Ontario allows alcohol delivery, takeout with food orders in light of COVID-19
TORONTO — Restaurants and bars in Ontario will temporarily be allowed to sell alcohol with food takeout and delivery orders as part of new measures meant to help businesses and residents weather the COVID−19 pandemic.
The Alcohol and Gaming Commission of Ontario announced Thursday the new rule applies to bars and restaurants that already have a liquor licence, and takes effect immediately. It will remain in place through the end of the year.
Beer, wine and liquor can also be sold for takeout or delivery through a third party, such as a food delivery service or app, as long as it is acting on behalf of a licensed establishment, the commission said.
But the holder of the liquor licence is responsible for making sure no alcohol is sold to anyone under 19 or who is already intoxicated, it said.
The commission said the licence holder or staff carrying out the delivery, including third−party agents, must have completed Smart Serve training.

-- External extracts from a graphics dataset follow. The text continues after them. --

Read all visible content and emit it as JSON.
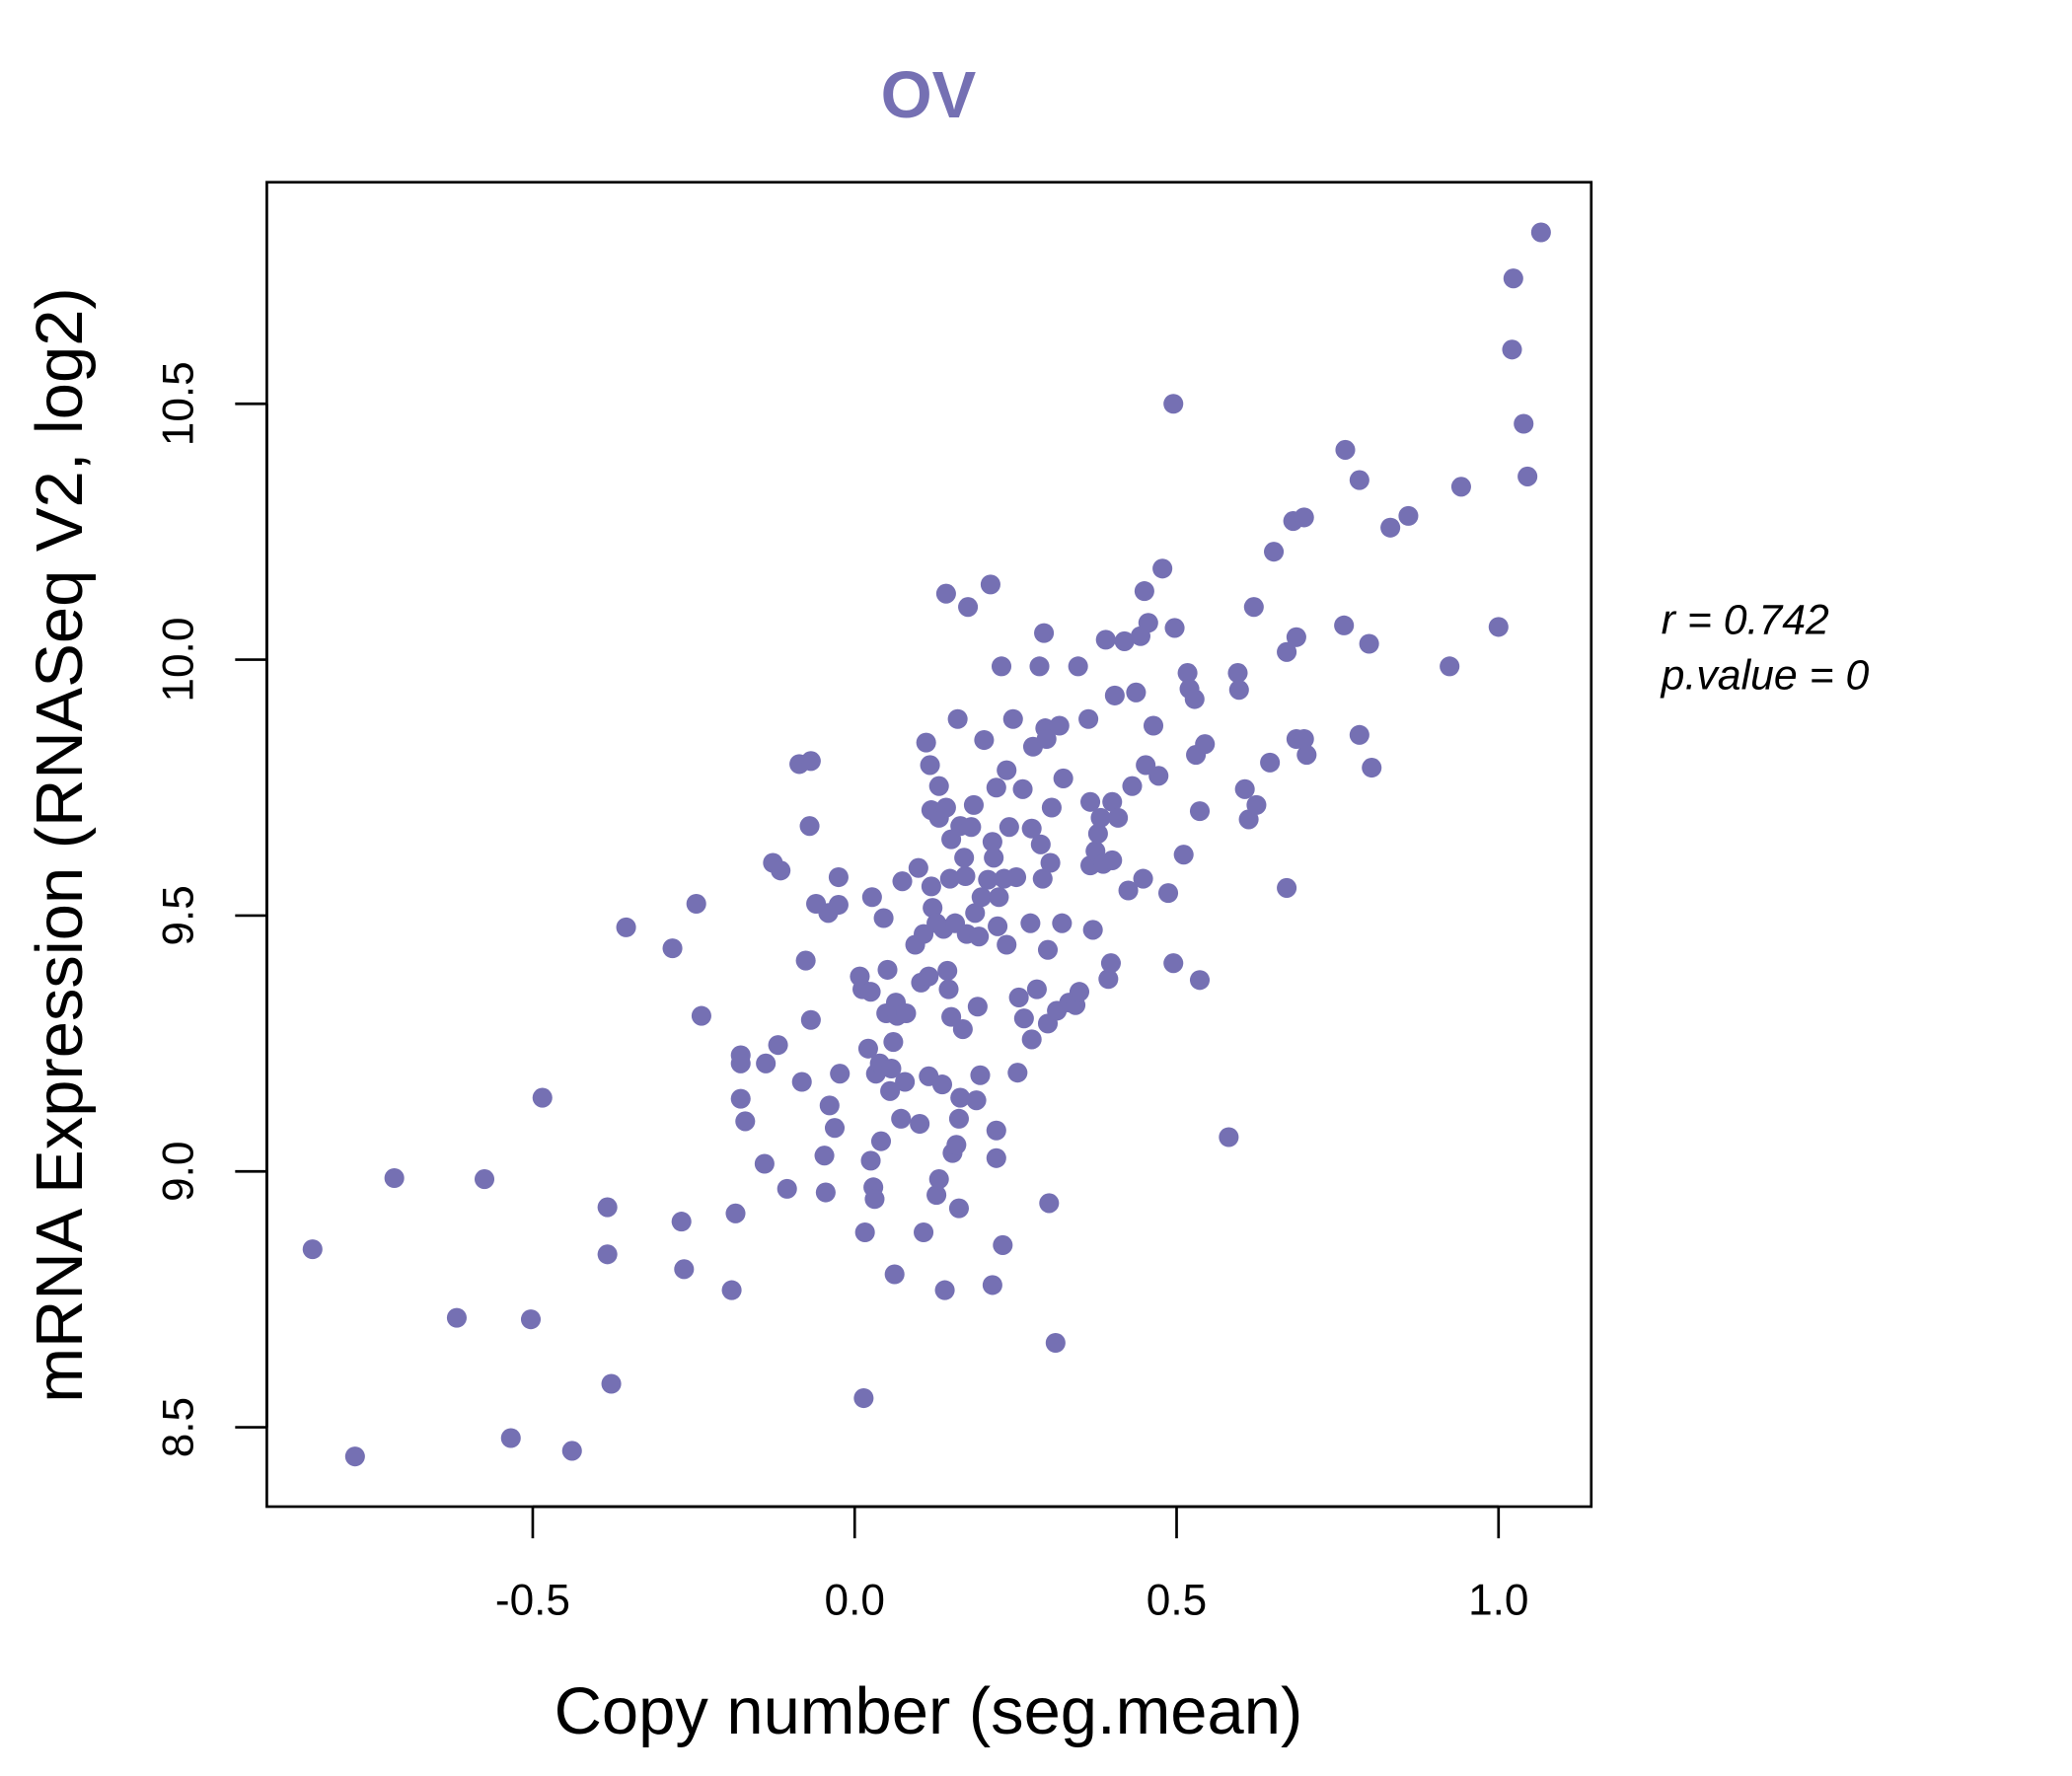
{
  "chart_data": {
    "type": "scatter",
    "title": "OV",
    "xlabel": "Copy number (seg.mean)",
    "ylabel": "mRNA Expression (RNASeq V2, log2)",
    "xlim": [
      -0.913,
      1.144
    ],
    "ylim": [
      8.345,
      10.933
    ],
    "xticks": [
      -0.5,
      0.0,
      0.5,
      1.0
    ],
    "xtick_labels": [
      "-0.5",
      "0.0",
      "0.5",
      "1.0"
    ],
    "yticks": [
      8.5,
      9.0,
      9.5,
      10.0,
      10.5
    ],
    "ytick_labels": [
      "8.5",
      "9.0",
      "9.5",
      "10.0",
      "10.5"
    ],
    "grid": false,
    "point_color": "#7570b3",
    "annotation": {
      "r_label": "r = 0.742",
      "p_label": "p.value = 0"
    },
    "points": [
      [
        -0.842,
        8.848
      ],
      [
        -0.776,
        8.443
      ],
      [
        -0.715,
        8.987
      ],
      [
        -0.618,
        8.714
      ],
      [
        -0.575,
        8.985
      ],
      [
        -0.534,
        8.479
      ],
      [
        -0.503,
        8.711
      ],
      [
        -0.485,
        9.144
      ],
      [
        -0.439,
        8.454
      ],
      [
        -0.384,
        8.93
      ],
      [
        -0.384,
        8.838
      ],
      [
        -0.378,
        8.585
      ],
      [
        -0.355,
        9.477
      ],
      [
        -0.283,
        9.436
      ],
      [
        -0.269,
        8.902
      ],
      [
        -0.265,
        8.809
      ],
      [
        -0.246,
        9.523
      ],
      [
        -0.238,
        9.304
      ],
      [
        -0.191,
        8.768
      ],
      [
        -0.185,
        8.918
      ],
      [
        -0.177,
        9.227
      ],
      [
        -0.177,
        9.211
      ],
      [
        -0.177,
        9.142
      ],
      [
        -0.17,
        9.098
      ],
      [
        -0.14,
        9.015
      ],
      [
        -0.138,
        9.211
      ],
      [
        -0.127,
        9.603
      ],
      [
        -0.119,
        9.247
      ],
      [
        -0.115,
        9.588
      ],
      [
        -0.105,
        8.966
      ],
      [
        -0.086,
        9.796
      ],
      [
        -0.082,
        9.175
      ],
      [
        -0.076,
        9.412
      ],
      [
        -0.07,
        9.675
      ],
      [
        -0.068,
        9.802
      ],
      [
        -0.068,
        9.296
      ],
      [
        -0.06,
        9.523
      ],
      [
        -0.047,
        9.031
      ],
      [
        -0.045,
        8.959
      ],
      [
        -0.041,
        9.505
      ],
      [
        -0.039,
        9.129
      ],
      [
        -0.031,
        9.085
      ],
      [
        -0.025,
        9.521
      ],
      [
        -0.025,
        9.575
      ],
      [
        -0.023,
        9.191
      ],
      [
        0.008,
        9.381
      ],
      [
        0.012,
        9.356
      ],
      [
        0.014,
        8.557
      ],
      [
        0.016,
        8.881
      ],
      [
        0.021,
        9.24
      ],
      [
        0.025,
        9.021
      ],
      [
        0.025,
        9.351
      ],
      [
        0.027,
        9.536
      ],
      [
        0.029,
        8.969
      ],
      [
        0.031,
        8.946
      ],
      [
        0.033,
        9.191
      ],
      [
        0.039,
        9.211
      ],
      [
        0.041,
        9.059
      ],
      [
        0.045,
        9.495
      ],
      [
        0.049,
        9.309
      ],
      [
        0.051,
        9.394
      ],
      [
        0.055,
        9.157
      ],
      [
        0.057,
        9.201
      ],
      [
        0.06,
        9.253
      ],
      [
        0.062,
        8.799
      ],
      [
        0.064,
        9.33
      ],
      [
        0.066,
        9.304
      ],
      [
        0.072,
        9.103
      ],
      [
        0.074,
        9.567
      ],
      [
        0.078,
        9.175
      ],
      [
        0.08,
        9.309
      ],
      [
        0.094,
        9.443
      ],
      [
        0.099,
        9.593
      ],
      [
        0.101,
        9.093
      ],
      [
        0.103,
        9.369
      ],
      [
        0.107,
        8.881
      ],
      [
        0.111,
        9.838
      ],
      [
        0.107,
        9.464
      ],
      [
        0.115,
        9.381
      ],
      [
        0.115,
        9.186
      ],
      [
        0.117,
        9.794
      ],
      [
        0.119,
        9.557
      ],
      [
        0.121,
        9.515
      ],
      [
        0.119,
        9.706
      ],
      [
        0.127,
        9.485
      ],
      [
        0.127,
        8.954
      ],
      [
        0.131,
        8.985
      ],
      [
        0.131,
        9.753
      ],
      [
        0.131,
        9.691
      ],
      [
        0.136,
        9.17
      ],
      [
        0.138,
        9.474
      ],
      [
        0.14,
        8.768
      ],
      [
        0.142,
        10.129
      ],
      [
        0.142,
        9.711
      ],
      [
        0.144,
        9.392
      ],
      [
        0.146,
        9.356
      ],
      [
        0.148,
        9.572
      ],
      [
        0.15,
        9.649
      ],
      [
        0.15,
        9.302
      ],
      [
        0.152,
        9.036
      ],
      [
        0.156,
        9.485
      ],
      [
        0.158,
        9.052
      ],
      [
        0.16,
        9.884
      ],
      [
        0.162,
        9.103
      ],
      [
        0.162,
        8.928
      ],
      [
        0.164,
        9.144
      ],
      [
        0.164,
        9.675
      ],
      [
        0.168,
        9.278
      ],
      [
        0.17,
        9.613
      ],
      [
        0.172,
        9.577
      ],
      [
        0.174,
        9.464
      ],
      [
        0.176,
        10.103
      ],
      [
        0.181,
        9.673
      ],
      [
        0.185,
        9.716
      ],
      [
        0.187,
        9.505
      ],
      [
        0.189,
        9.139
      ],
      [
        0.191,
        9.322
      ],
      [
        0.193,
        9.459
      ],
      [
        0.195,
        9.188
      ],
      [
        0.197,
        9.536
      ],
      [
        0.201,
        9.843
      ],
      [
        0.207,
        9.57
      ],
      [
        0.211,
        10.147
      ],
      [
        0.214,
        9.644
      ],
      [
        0.214,
        8.778
      ],
      [
        0.216,
        9.613
      ],
      [
        0.22,
        9.08
      ],
      [
        0.22,
        9.75
      ],
      [
        0.22,
        9.026
      ],
      [
        0.222,
        9.479
      ],
      [
        0.224,
        9.536
      ],
      [
        0.228,
        9.987
      ],
      [
        0.23,
        8.856
      ],
      [
        0.232,
        9.572
      ],
      [
        0.236,
        9.784
      ],
      [
        0.236,
        9.443
      ],
      [
        0.24,
        9.673
      ],
      [
        0.246,
        9.884
      ],
      [
        0.251,
        9.575
      ],
      [
        0.253,
        9.193
      ],
      [
        0.255,
        9.34
      ],
      [
        0.261,
        9.747
      ],
      [
        0.263,
        9.299
      ],
      [
        0.273,
        9.485
      ],
      [
        0.275,
        9.67
      ],
      [
        0.275,
        9.258
      ],
      [
        0.277,
        9.83
      ],
      [
        0.283,
        9.356
      ],
      [
        0.287,
        9.987
      ],
      [
        0.289,
        9.639
      ],
      [
        0.292,
        9.572
      ],
      [
        0.294,
        10.052
      ],
      [
        0.296,
        9.866
      ],
      [
        0.298,
        9.845
      ],
      [
        0.3,
        9.289
      ],
      [
        0.3,
        9.433
      ],
      [
        0.302,
        8.938
      ],
      [
        0.304,
        9.603
      ],
      [
        0.306,
        9.711
      ],
      [
        0.312,
        8.665
      ],
      [
        0.314,
        9.314
      ],
      [
        0.318,
        9.871
      ],
      [
        0.322,
        9.485
      ],
      [
        0.324,
        9.768
      ],
      [
        0.333,
        9.33
      ],
      [
        0.343,
        9.325
      ],
      [
        0.347,
        9.987
      ],
      [
        0.349,
        9.351
      ],
      [
        0.363,
        9.884
      ],
      [
        0.366,
        9.598
      ],
      [
        0.366,
        9.722
      ],
      [
        0.37,
        9.472
      ],
      [
        0.374,
        9.626
      ],
      [
        0.378,
        9.66
      ],
      [
        0.382,
        9.691
      ],
      [
        0.386,
        9.601
      ],
      [
        0.39,
        10.039
      ],
      [
        0.394,
        9.376
      ],
      [
        0.398,
        9.407
      ],
      [
        0.4,
        9.608
      ],
      [
        0.4,
        9.722
      ],
      [
        0.404,
        9.93
      ],
      [
        0.409,
        9.691
      ],
      [
        0.419,
        10.036
      ],
      [
        0.425,
        9.549
      ],
      [
        0.431,
        9.753
      ],
      [
        0.437,
        9.936
      ],
      [
        0.444,
        10.046
      ],
      [
        0.448,
        9.572
      ],
      [
        0.45,
        10.134
      ],
      [
        0.452,
        9.794
      ],
      [
        0.456,
        10.072
      ],
      [
        0.464,
        9.871
      ],
      [
        0.472,
        9.773
      ],
      [
        0.478,
        10.178
      ],
      [
        0.487,
        9.544
      ],
      [
        0.495,
        9.407
      ],
      [
        0.495,
        10.5
      ],
      [
        0.497,
        10.062
      ],
      [
        0.511,
        9.619
      ],
      [
        0.517,
        9.974
      ],
      [
        0.52,
        9.943
      ],
      [
        0.528,
        9.923
      ],
      [
        0.53,
        9.814
      ],
      [
        0.536,
        9.704
      ],
      [
        0.536,
        9.374
      ],
      [
        0.544,
        9.835
      ],
      [
        0.581,
        9.067
      ],
      [
        0.595,
        9.974
      ],
      [
        0.597,
        9.941
      ],
      [
        0.606,
        9.747
      ],
      [
        0.612,
        9.688
      ],
      [
        0.62,
        10.103
      ],
      [
        0.624,
        9.716
      ],
      [
        0.645,
        9.799
      ],
      [
        0.651,
        10.211
      ],
      [
        0.671,
        10.015
      ],
      [
        0.671,
        9.554
      ],
      [
        0.681,
        10.271
      ],
      [
        0.686,
        10.044
      ],
      [
        0.686,
        9.845
      ],
      [
        0.698,
        10.278
      ],
      [
        0.698,
        9.845
      ],
      [
        0.702,
        9.814
      ],
      [
        0.76,
        10.067
      ],
      [
        0.762,
        10.41
      ],
      [
        0.784,
        9.853
      ],
      [
        0.784,
        10.351
      ],
      [
        0.799,
        10.031
      ],
      [
        0.803,
        9.789
      ],
      [
        0.832,
        10.258
      ],
      [
        0.86,
        10.281
      ],
      [
        0.924,
        9.987
      ],
      [
        0.942,
        10.338
      ],
      [
        1.0,
        10.064
      ],
      [
        1.021,
        10.606
      ],
      [
        1.023,
        10.745
      ],
      [
        1.039,
        10.461
      ],
      [
        1.045,
        10.358
      ],
      [
        1.066,
        10.835
      ]
    ]
  }
}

Agents who do not yet have that certification can start delivering now as long as they complete the training by April 25, it said.
There is no limit on the quantity of alcohol that can be purchased for takeout or delivery, but the drinks must be sold in sealed and unopened containers, according to the rule, which also states such sales must take place between 9 a.m. and 11 p.m.
Grocery stores and liquor manufacturer retail stores are also temporarily allowed to sell alcohol as early as 7 a.m. to accommodate early shopping programs for vulnerable people.
Earlier this week, the provincial government ordered all businesses it deemed non−essential to close in order to help curb the spread of the novel coronavirus.
The province permitted restaurants and other food service facilities to remain open only for delivery and takeout.
Meanwhile, all active liquor, gaming and cannabis licences, authorizations and registrations will automatically be extended by three months, the AGCO said.
Those for horse racing will be extended by a year, given that horseperson licences renew on a person’s birthday, it said.